To determine the ant's directional displacement, we need to calculate the net displacement, which is the straight-line distance between the ant's starting point and ending point.
To begin, let's visualize the problem:
```
Starting point (0,0)
|
| (40 cm eastward)
|
-------Ant-------
|
| (25 cm northward)
|
|
|
| (15 cm westward)
|
```
First, the ant moves 40 cm eastward. This means the ant has traveled 40 cm in the positive x-direction and hasn't moved vertically (y-direction).

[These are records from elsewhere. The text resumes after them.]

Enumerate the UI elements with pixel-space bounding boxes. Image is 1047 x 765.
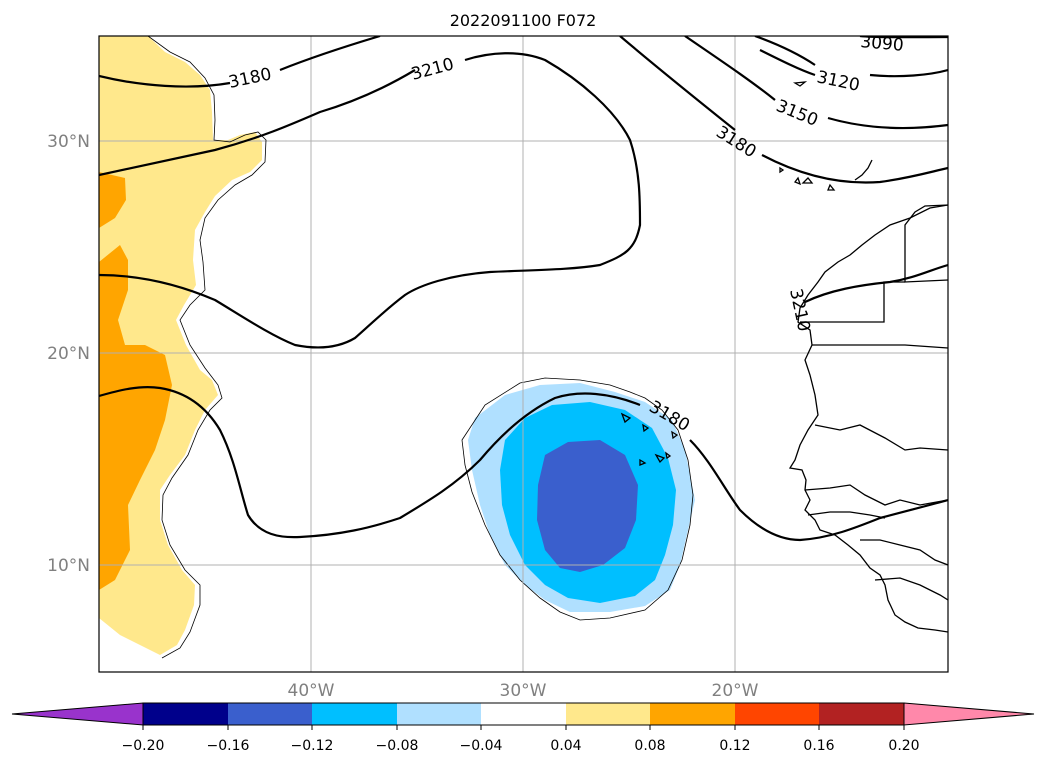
colorbar-bin: [566, 703, 650, 725]
lon-label-20w: 20°W: [712, 681, 759, 701]
contour-label: 3180: [712, 122, 759, 162]
contour-label: 3150: [773, 96, 821, 131]
lon-label-40w: 40°W: [288, 681, 335, 701]
colorbar-extend-high: [903, 702, 1035, 726]
colorbar-tick-label: 0.12: [719, 738, 750, 754]
colorbar-tick-label: 0.16: [803, 738, 834, 754]
colorbar-bin: [650, 703, 735, 725]
coastline: [620, 81, 948, 633]
colorbar-bin: [481, 703, 566, 725]
colorbar-bin: [819, 703, 904, 725]
lat-label-20n: 20°N: [47, 344, 90, 364]
colorbar-tick-label: 0.04: [550, 738, 581, 754]
map-area: 3180 3210 3090 3120 3150 3180 3210 3180: [99, 32, 948, 672]
colorbar-tick-label: 0.08: [634, 738, 665, 754]
contour-label: 3090: [860, 32, 905, 56]
colorbar-bin: [397, 703, 481, 725]
colorbar-bin: [228, 703, 312, 725]
map-title: 2022091100 F072: [450, 11, 597, 30]
colorbar-tick-label: −0.08: [376, 738, 419, 754]
grid-lines: [99, 36, 948, 672]
map-frame: [98, 35, 949, 673]
colorbar-tick-label: −0.20: [122, 738, 165, 754]
colorbar: −0.20 −0.16 −0.12 −0.08 −0.04 0.04 0.08 …: [11, 702, 1035, 754]
colorbar-tick-label: 0.20: [888, 738, 919, 754]
colorbar-bin: [312, 703, 397, 725]
colorbar-ticks: [142, 725, 905, 730]
anomaly-outline: [461, 377, 694, 621]
lon-label-30w: 30°W: [500, 681, 547, 701]
lat-label-10n: 10°N: [47, 556, 90, 576]
colorbar-tick-label: −0.12: [291, 738, 334, 754]
contour-label: 3120: [815, 67, 861, 96]
colorbar-bin: [735, 703, 819, 725]
colorbar-tick-label: −0.04: [460, 738, 503, 754]
colorbar-tick-label: −0.16: [207, 738, 250, 754]
colorbar-extend-low: [11, 702, 144, 726]
positive-anomaly-yellow: [99, 36, 262, 655]
height-contours: [99, 36, 948, 542]
contour-label: 3210: [409, 54, 456, 85]
colorbar-bin: [143, 703, 228, 725]
contour-label: 3180: [227, 64, 273, 93]
negative-anomaly-core: [537, 440, 638, 572]
yellow-outline: [147, 36, 267, 659]
contour-labels: 3180 3210 3090 3120 3150 3180 3210 3180: [227, 32, 905, 436]
lat-label-30n: 30°N: [47, 132, 90, 152]
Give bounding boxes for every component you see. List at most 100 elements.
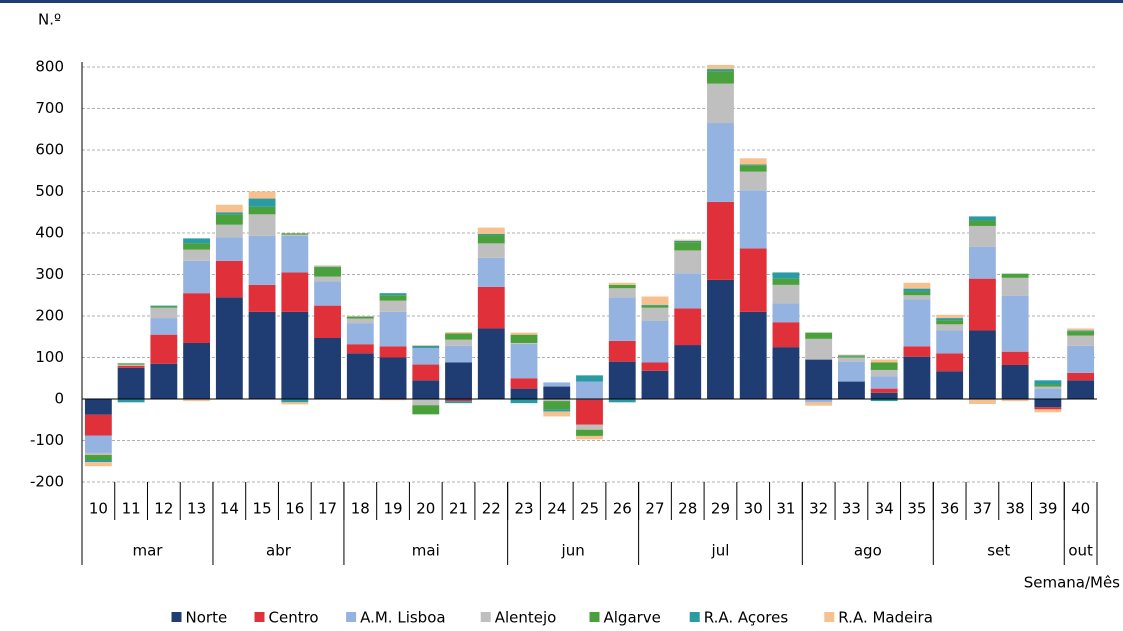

Next, the ant moves 25 cm northward. This implies an increase of 25 cm in the positive y-direction and no change in the x-direction.
Lastly, the ant moves 15 cm westward. This results in a decrease of 15 cm in the x-direction and no change in the y-direction.
Now, let's sum up the total displacement in both the x and y directions separately:
Net displacement in the x-direction = Total eastward displacement (40 cm) - Total westward displacement (15 cm) = 40 cm - 15 cm = 25 cm eastward
Net displacement in the y-direction = Total northward displacement (25 cm) = 25 cm
Thus, the ant's directional displacement, relative to its original position, is 25 cm eastward and 25 cm northward, or in vector notation:
Displacement vector = (25 cm, 25 cm).